Mais Gorée ne résume pas l’expérience africaine de l’Atlantique. Le Cedi, monnaie du Ghana, ne tire-t-il pas son nom d’un coquillage ? Le Maroc, par la course salétine jusqu’en Islande puis la migration de certains de ses enfants à Manaus au XIXe siècle, n’a-t-il pas vécu depuis longtemps déjà la griserie de l’immensité atlantique ? Par une cruelle ruse de l’histoire, la traite esclavagiste a par ailleurs fait de l’océan Atlantique un espace africain du fait de la présence d’Afro-descendants sur chacune de ses rives. Il serait donc propice d’explorer les opportunités que les flux transatlantiques peuvent présenter pour le continent, tout en travaillant ensemble à en juguler les risques. La fuite d’une cargaison suspecte sur les rivages du Brésil, dont les cartels sont d’un dynamisme effrayant, peut faire l’objet d’une réponse aux abords de la Guinée-Bissau, et en communiquant dans la même langue.

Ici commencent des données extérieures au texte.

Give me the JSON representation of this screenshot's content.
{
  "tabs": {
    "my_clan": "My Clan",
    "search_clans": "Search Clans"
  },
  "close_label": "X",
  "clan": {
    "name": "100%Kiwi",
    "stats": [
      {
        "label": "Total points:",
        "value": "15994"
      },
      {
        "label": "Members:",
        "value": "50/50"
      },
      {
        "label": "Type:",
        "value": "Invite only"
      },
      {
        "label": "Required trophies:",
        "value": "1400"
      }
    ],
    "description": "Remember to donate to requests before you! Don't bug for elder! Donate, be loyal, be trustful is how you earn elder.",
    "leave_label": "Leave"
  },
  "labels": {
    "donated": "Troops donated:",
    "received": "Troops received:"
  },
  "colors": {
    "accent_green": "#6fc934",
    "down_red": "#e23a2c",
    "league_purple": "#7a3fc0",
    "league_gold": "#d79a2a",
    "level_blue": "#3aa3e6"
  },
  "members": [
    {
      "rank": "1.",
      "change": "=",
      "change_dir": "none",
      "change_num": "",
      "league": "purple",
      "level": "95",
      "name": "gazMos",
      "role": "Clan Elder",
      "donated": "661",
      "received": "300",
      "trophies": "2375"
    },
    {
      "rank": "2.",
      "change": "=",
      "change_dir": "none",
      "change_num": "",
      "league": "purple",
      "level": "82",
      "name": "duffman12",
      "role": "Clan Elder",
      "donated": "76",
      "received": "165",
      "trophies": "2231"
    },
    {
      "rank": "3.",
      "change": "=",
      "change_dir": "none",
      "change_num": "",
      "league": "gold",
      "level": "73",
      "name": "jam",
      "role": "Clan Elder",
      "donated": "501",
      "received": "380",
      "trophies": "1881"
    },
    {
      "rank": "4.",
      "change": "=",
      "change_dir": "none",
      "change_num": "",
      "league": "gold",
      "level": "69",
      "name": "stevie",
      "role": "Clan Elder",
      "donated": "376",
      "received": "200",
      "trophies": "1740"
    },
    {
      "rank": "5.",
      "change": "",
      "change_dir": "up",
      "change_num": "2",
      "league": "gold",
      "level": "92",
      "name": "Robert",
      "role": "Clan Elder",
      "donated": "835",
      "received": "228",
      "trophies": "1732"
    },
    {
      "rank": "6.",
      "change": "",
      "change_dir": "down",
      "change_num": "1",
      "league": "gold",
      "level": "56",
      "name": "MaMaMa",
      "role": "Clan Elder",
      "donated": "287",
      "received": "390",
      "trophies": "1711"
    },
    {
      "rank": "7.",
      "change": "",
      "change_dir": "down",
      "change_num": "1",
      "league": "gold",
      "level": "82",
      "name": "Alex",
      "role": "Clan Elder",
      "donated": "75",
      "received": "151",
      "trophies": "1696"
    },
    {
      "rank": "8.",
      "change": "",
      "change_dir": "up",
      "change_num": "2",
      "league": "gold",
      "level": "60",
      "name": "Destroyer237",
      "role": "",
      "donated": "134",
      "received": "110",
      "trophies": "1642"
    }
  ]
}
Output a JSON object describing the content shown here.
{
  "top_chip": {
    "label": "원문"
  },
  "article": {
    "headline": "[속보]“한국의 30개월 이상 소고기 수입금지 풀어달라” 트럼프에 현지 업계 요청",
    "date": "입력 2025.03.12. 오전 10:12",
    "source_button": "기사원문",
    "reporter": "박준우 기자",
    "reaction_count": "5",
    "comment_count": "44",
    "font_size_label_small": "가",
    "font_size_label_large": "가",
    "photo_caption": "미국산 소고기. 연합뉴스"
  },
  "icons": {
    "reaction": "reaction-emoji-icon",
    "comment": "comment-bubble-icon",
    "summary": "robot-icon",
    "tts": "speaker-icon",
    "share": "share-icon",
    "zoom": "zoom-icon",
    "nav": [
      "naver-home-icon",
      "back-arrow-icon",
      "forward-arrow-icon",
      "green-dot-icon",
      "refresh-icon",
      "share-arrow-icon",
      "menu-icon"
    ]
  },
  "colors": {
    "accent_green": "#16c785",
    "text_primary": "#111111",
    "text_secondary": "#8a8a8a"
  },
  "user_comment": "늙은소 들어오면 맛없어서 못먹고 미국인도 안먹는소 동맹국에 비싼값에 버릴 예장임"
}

L’expérience portugaise peut sans doute nous apprendre beaucoup. La Zone économique exclusive (ZEE) du Portugal est plus de 17 fois plus étendue que son territoire terrestre, faisant de la frontière la plus étendue du Portugal celle qu’il partage avec les États-Unis, et non l’Espagne, voisin avec lequel il a pourtant sa seule ligne de démarcation visible sur une carte « traditionnelle ». Voilà une représentation alternative qui nous donnerait une idée radicalement différente du territoire et de la notion de territoire, si étroitement liés jusqu’aujourd’hui au terrestre.

Dans l’Afrique de l’Ouest, espace d’appartenance et d’ancrage du Maroc, d’autres expériences peuvent être riches en enseignements. Citons celles de la Commission maritime conjointe entre le Ghana et la Côte d’Ivoire, particulièrement active, et le partage négocié des ressources offshore entre la Mauritanie et le Sénégal, ou encore le souci de faire de la zone G de l’architecture de Yaoundé une zone modèle pour les autres parties prenantes à l’accord. L’Afrique atlantique peut donc aussi fournir des exemples et des ressources symboliques au reste du monde atlantique, tout en œuvrant à son intégration économique et humaine et à sa propre émergence comme pôle géopolitique. C’est, du reste, la logique qui préside le processus de Rabat de 2009, dont la première réunion ministérielle s’est tenue en juin 2022.

Le jeu sur les formats, la capacité à les faire dialoguer, le dépassement des silos et des carcans, le tout soutenu autant par la volonté politique que par la technique, l’expérimentation, le désir de faire mieux et ensemble, pourraient faire ainsi advenir – et d’abord dans les esprits - une coopération atlantique pour une communauté qui reste à construire. Aux côtés des États et des entreprises, des organisations comme Atlantic Centre et le PCNS auront une part majeure à y prendre.